Elderly Chinese people protest in Wuhan against medical benefits cuts

Thousands of older people have staged a rally in the rain in central China to protest against significant cuts to their medical benefits, in the latest outburst of public discontent since nationwide protests against Covid curbs gripped the country late last year.

Video clips on social media show a large crowd of elderly protesters in raincoats and holding umbrellas gathering outside the Wuhan city government by the Yangtze River on Wednesday, while police officers form a line to stop them from approaching the gates. The location of the rally has been verified.

“Ripping off ordinary folks like us? Why not rip off you officials first and cut your [benefits] by half? This is outrageous,” shouted a voice at police officers from behind the camera in a video on Radio Free Asia’s Twitter account.

Other footage showed elderly protesters surrounding a police vehicle while singing the Internationale and shouting slogans. Witnesses said some people were taken away by police.

A Wuhan city government official said “we did not receive any notification,” while calls to Wuhan police went unanswered.

Local residents told Radio Free Asia that most of the protesters were retired workers at the Wuhan Iron and Steel plant, but there were also people from other state-owned enterprises and disgruntled residents whose homes had been forcibly demolished.

The retired workers were complaining about a steep cut in their medical benefits after the Wuhan government announced a public health insurance reform, which reduces the medical expenses one could claim from the state.

“They are calling for their medical benefits to be restored to their original level, which was 260 yuan [£32] a month,” said a person who gave the surname Gao. “A lot of people have had theirs cut to 88 yuan or 82 yuan.”

Another person confirmed the figure in a Twitter post, adding that the maximum amount that could be claimed had fallen from 4,000 yuan to 1,300 yuan.

Residents said the cut had come at a time of soaring healthcare costs that many retirees could not afford.

Residents said the retirees threatened to take to the streets again on 15 February unless the government responded immediately. Some posts said the authorities had since agreed to suspend the reform, although this could not be independently verified and government officers would not comment.

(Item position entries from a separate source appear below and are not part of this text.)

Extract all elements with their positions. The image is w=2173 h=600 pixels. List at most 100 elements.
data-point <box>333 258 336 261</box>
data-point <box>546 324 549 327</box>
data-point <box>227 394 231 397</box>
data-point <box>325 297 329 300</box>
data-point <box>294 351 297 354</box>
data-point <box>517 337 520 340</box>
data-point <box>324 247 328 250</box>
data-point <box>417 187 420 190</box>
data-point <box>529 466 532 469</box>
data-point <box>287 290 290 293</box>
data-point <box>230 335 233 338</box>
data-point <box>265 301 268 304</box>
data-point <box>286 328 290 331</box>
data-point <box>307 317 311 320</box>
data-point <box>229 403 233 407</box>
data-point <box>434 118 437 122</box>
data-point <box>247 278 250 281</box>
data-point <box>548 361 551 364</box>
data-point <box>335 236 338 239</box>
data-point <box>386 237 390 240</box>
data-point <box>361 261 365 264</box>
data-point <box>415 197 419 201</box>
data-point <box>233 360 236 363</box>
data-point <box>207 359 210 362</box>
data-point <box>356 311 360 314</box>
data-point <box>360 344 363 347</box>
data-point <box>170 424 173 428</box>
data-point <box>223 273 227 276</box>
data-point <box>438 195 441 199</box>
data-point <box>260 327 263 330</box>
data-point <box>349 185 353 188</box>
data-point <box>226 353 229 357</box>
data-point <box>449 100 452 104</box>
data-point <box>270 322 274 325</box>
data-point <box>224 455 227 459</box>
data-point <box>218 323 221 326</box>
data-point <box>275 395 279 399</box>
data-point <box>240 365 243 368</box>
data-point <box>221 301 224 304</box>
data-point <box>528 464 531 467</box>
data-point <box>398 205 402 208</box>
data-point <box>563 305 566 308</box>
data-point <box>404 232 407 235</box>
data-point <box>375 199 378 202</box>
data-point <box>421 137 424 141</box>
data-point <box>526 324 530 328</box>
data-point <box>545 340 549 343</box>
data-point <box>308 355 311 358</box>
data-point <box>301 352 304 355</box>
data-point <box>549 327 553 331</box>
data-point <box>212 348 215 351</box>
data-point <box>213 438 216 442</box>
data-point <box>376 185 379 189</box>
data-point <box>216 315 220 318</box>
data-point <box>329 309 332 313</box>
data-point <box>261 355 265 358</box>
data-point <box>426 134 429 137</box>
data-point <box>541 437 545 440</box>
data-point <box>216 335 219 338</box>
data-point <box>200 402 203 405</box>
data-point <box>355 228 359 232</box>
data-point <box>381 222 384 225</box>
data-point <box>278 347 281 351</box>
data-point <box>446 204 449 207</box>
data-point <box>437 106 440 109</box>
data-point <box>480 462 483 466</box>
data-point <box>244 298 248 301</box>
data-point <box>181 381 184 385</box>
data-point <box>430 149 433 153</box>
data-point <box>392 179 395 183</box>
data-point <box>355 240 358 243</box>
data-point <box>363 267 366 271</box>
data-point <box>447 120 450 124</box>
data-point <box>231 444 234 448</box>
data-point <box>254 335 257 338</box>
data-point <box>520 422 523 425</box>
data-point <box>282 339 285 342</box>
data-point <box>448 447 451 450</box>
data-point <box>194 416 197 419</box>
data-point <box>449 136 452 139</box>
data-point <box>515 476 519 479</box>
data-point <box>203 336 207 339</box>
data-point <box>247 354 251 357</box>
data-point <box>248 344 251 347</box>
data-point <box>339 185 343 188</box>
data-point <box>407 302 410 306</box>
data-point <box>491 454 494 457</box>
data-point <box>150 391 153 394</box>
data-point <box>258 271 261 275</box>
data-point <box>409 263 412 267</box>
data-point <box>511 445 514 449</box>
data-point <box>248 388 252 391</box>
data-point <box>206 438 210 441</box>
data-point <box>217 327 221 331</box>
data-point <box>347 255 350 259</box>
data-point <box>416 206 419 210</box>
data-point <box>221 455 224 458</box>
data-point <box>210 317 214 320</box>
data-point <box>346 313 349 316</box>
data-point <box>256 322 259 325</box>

Many sympathetic voices emerged on Chinese social media, although several that referred to the protests appear to have been deleted.

“Retirees are normally a timid bunch who just wanted a quiet life. If even they have been driven to desperation, it’s time to rethink the policy,” said a post on Sina Weibo, China’s Twitter-like social media platform.

The protest came amid warnings from the central government that it would not bail out local governments whose budgets have been drained by three years of President Xi Jinping’s zero-Covid policy. Joe Biden said on Wednesday that Xi faced “enormous problems” but Beijing condemned the US president’s remarks as “extremely irresponsible”.

Although Wuhan authorities have not directly responded to the protest, one day after the incident a report on a Chinese government website addressed the complaints over the health insurance reform. It quoted local authorities as claiming that although the medical expenses that could be claimed by retired workers had been reduced, they would have better access to healthcare and they would in fact make savings.

Some remain unconvinced, however. “Thinking of our own future retirement, this reform has put me off contributing towards health and social insurances,” a Weibo user said.